Some recently proposed legislation could open up computer networks to vigilante-style justice.
There’s never been a better time to be a hacker. Twice last week, Bush administration officials reached out to the hacker community, asking attendees at two different Las Vegas conferences to be responsible citizens and report any vulnerabilities they discover to both software makers and the government. Bush’s computer security adviser, Richard Clarke, even suggested possible legal protections for hackers who act in good faith rather than trying to exploit vulnerable networks out of sheer malice. (Considering that the Department of Justice recently reported 400 laptops missing and unaccounted for, he might also have asked hackers to keep an eye out for laptops with FBI logos.)
But government work isn’t the only option open to hackers these days. If a bill recently introduced by U.S. Rep. Howard Berman passes, hackers will be able to find plenty of gainful and glamorous employment in the movie and music industries. That’s because the California Democrat’s bill would give copyright holders legal immunity for hacking peer-to-peer file-trading networks that infringe on their copyrights. It’s akin to saying that since entertainment companies have been wronged, they should now be free to put together a posse and exact a little technological revenge.
Understandably, the bill is a little unsettling to people who run corporate IT departments, even those who operate legitimate, secure corporate networks. Why? Berman’s bill is so broad that it could lead to a rash of hacking activity. If passed, it would allow copyright holders to go after perceived infringements through almost any means necessary, as long as they don’t actually delete or modify files on someone’s PC. “Spoofing” P2P networks with bogus files? No problem. Posting deliberately malicious code on a P2P network? Green light. Denial-of-service attacks? Go ahead — even if it brings down the whole network, causing problems for legal and illegal users alike.
Given the broad scope of copyright law, everyone holds some kind of copyright. Even your personal e-mails are copyrighted implicitly, as soon as you put fingers to keyboard. So all of the above attacks would be open not only to record and movie companies but also to lunatic fringe religious groups, disgruntled former employees, and terrorists.
And even if you think your corporate network is free of P2P file-trading, you may be mistaken. Some file-sharing tools, like LimeWire and Kazaa, can work through firewalls. Your employees may be trading files without your even knowing it. So that guy in your payroll department who’s been trafficking in Britney Spears videos on the Q.T. could trigger a denial-of-service attack, causing a crippling amount of traffic on your company’s Internet connection and bringing e-business as usual to a grinding halt.
It’s one thing to encourage hackers to be responsible about computer vulnerabilities they’ve discovered. But giving them carte blanche to hack into P2P networks, under the guise of protecting intellectual property, seems a bit over the top. The people who own copyrights on digital entertainment are understandably worried about online piracy, but that doesn’t justify turning the Internet into a Wild West of vigilante vengeance.
What can you do?
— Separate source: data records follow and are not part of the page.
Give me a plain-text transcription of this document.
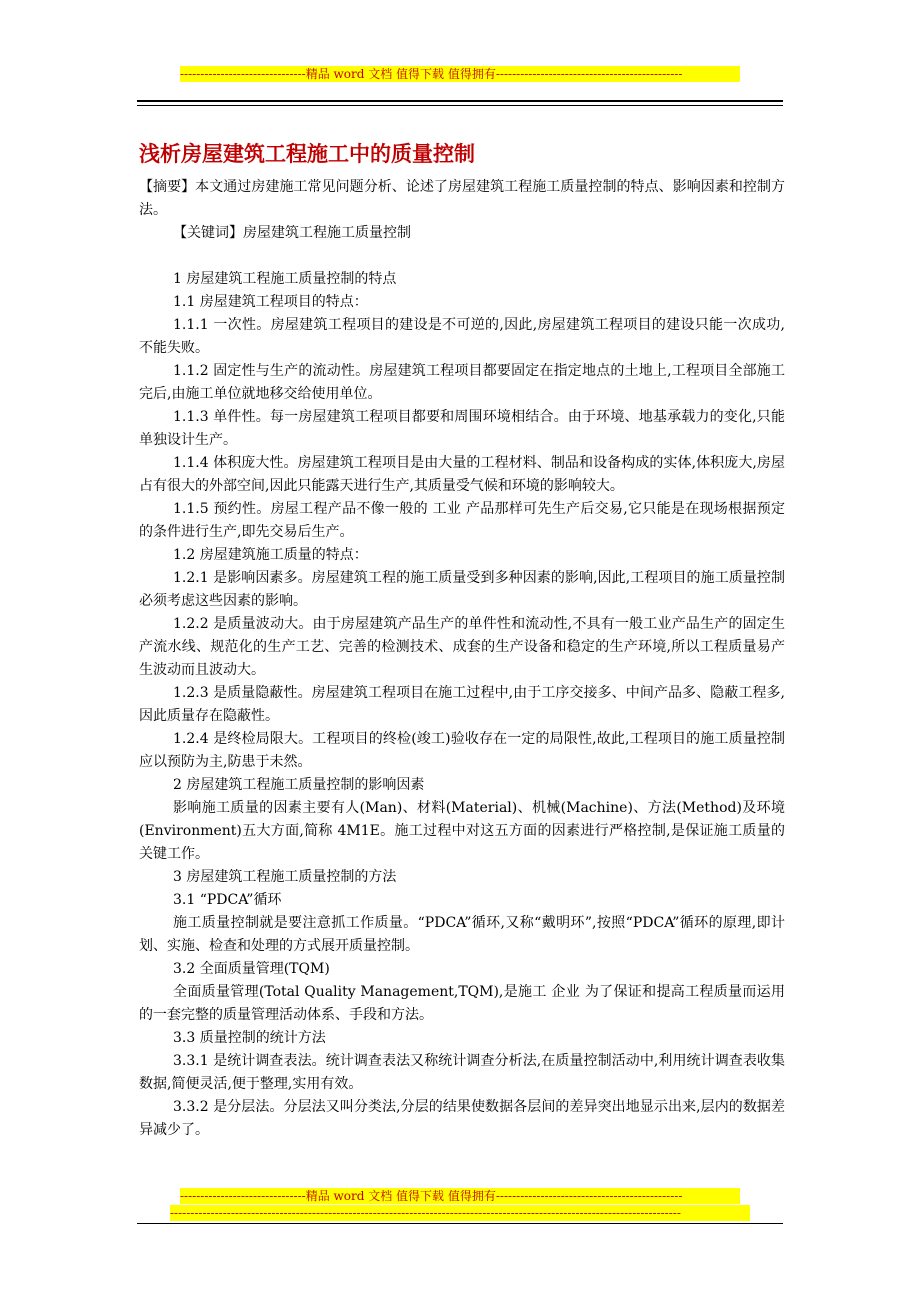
-------------------------------精品 word 文档 值得下载 值得拥有----------------------------------------------
浅析房屋建筑工程施工中的质量控制

【摘要】本文通过房建施工常见问题分析、论述了房屋建筑工程施工质量控制的特点、影响因素和控制方法。

【关键词】房屋建筑工程施工质量控制

1 房屋建筑工程施工质量控制的特点

1.1 房屋建筑工程项目的特点：

1.1.1 一次性。房屋建筑工程项目的建设是不可逆的,因此,房屋建筑工程项目的建设只能一次成功,不能失败。

1.1.2 固定性与生产的流动性。房屋建筑工程项目都要固定在指定地点的土地上,工程项目全部施工完后,由施工单位就地移交给使用单位。

1.1.3 单件性。每一房屋建筑工程项目都要和周围环境相结合。由于环境、地基承载力的变化,只能单独设计生产。

1.1.4 体积庞大性。房屋建筑工程项目是由大量的工程材料、制品和设备构成的实体,体积庞大,房屋占有很大的外部空间,因此只能露天进行生产,其质量受气候和环境的影响较大。

1.1.5 预约性。房屋工程产品不像一般的 工业 产品那样可先生产后交易,它只能是在现场根据预定的条件进行生产,即先交易后生产。

1.2 房屋建筑施工质量的特点：

1.2.1 是影响因素多。房屋建筑工程的施工质量受到多种因素的影响,因此,工程项目的施工质量控制必须考虑这些因素的影响。

1.2.2 是质量波动大。由于房屋建筑产品生产的单件性和流动性,不具有一般工业产品生产的固定生产流水线、规范化的生产工艺、完善的检测技术、成套的生产设备和稳定的生产环境,所以工程质量易产生波动而且波动大。

1.2.3 是质量隐蔽性。房屋建筑工程项目在施工过程中,由于工序交接多、中间产品多、隐蔽工程多,因此质量存在隐蔽性。

1.2.4 是终检局限大。工程项目的终检(竣工)验收存在一定的局限性,故此,工程项目的施工质量控制应以预防为主,防患于未然。

2 房屋建筑工程施工质量控制的影响因素

影响施工质量的因素主要有人(Man)、材料(Material)、机械(Machine)、方法(Method)及环境(Environment)五大方面,简称 4M1E。施工过程中对这五方面的因素进行严格控制,是保证施工质量的关键工作。

3 房屋建筑工程施工质量控制的方法

3.1 “PDCA”循环

施工质量控制就是要注意抓工作质量。“PDCA”循环,又称“戴明环”,按照“PDCA”循环的原理,即计划、实施、检查和处理的方式展开质量控制。

3.2 全面质量管理(TQM)

全面质量管理(Total Quality Management,TQM),是施工 企业 为了保证和提高工程质量而运用的一套完整的质量管理活动体系、手段和方法。

3.3 质量控制的统计方法

3.3.1 是统计调查表法。统计调查表法又称统计调查分析法,在质量控制活动中,利用统计调查表收集数据,简便灵活,便于整理,实用有效。

3.3.2 是分层法。分层法又叫分类法,分层的结果使数据各层间的差异突出地显示出来,层内的数据差异减少了。

-------------------------------精品 word 文档 值得下载 值得拥有----------------------------------------------
------------------------------------------------------------------------------------------------------------------------------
First, network management software (such as HP OpenView, IBM’s Tivoli, or Computer Associates Unicenter) can tell you whether employees are using your network for file-trading. Let employees know what your company’s policies are for acceptable use of the network. If file-trading presents a problem, or you’re worried about its potential security impact, shut it down. If your current network security system doesn’t let you throttle back or cut off P2P network traffic altogether, it’s time to upgrade.
Also, an intrusion-detection system such as Cisco IDS, Internet Security Systems RealSecure, or Enterasys DragonIDS — all of which alert network administrators to security threats — can help protect against denial-of-service attacks and also help you diagnose problems and find fixes after such an attack happens. If you’ve been attacked or are concerned about DOS attacks, you need intrusion detection on top of your firewall or other existing network security device.
Finally, Berman’s bill isn’t the law — yet. Let your congressional representatives know what you think about it, while there’s still time to make a difference. The Electronic Frontier Foundation has more information about the bill and a form letter you can send to your representative.